Culture, practices and ethics of the press
The British Prime Minister announced a two-part inquiry investigating the role of the press and police in the phone-hacking scandal, on 13 July 2011. Lord Justice Leveson was appointed as Chairman of the Inquiry. The first part will examine the culture, practices and ethics of the media. In particular, Lord Justice Leveson will examine the relationship of the press with the public, police and politicians. He is assisted by a panel of six independent assessors with expertise in key issues being considered by the Inquiry.

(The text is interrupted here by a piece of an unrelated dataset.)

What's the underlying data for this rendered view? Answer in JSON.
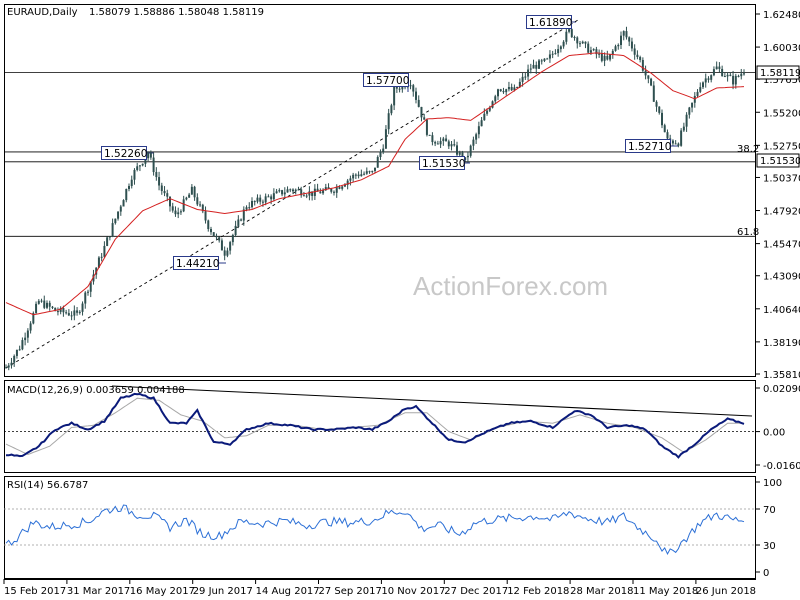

The Inquiry has been established under the Inquiries Act 2005 and has the power to summon witnesses. It is expected that a range of witnesses, including newspaper reporters, management, proprietors, police officers and politicians of all parties will give evidence under oath and in public.
It makes recommendations on the future of press regulation and governance consistent with maintaining freedom of the press and ensuring the highest ethical and professional standards. The Leveson Inquiry into the culture, practices and ethics of the press is running in four modules. These are the modules:
- The relationship between the press and the public and looks at phone-hacking and other potentially illegal behaviour.
- The relationships between the press and police and the extent to which that has operated in the public interest.
- The relationship between press and politicians.
- Recommendations for a more effective policy and regulation that supports the integrity and freedom of the press while encouraging the highest ethical standards.
Lord Justice Leveson opened the hearings on 14 November 2011, saying:
“The press provides an essential check on all aspects of public life. That is why any failure within the media affects all of us. At the heart of this Inquiry, therefore, may be one simple question: who guards the guardians?”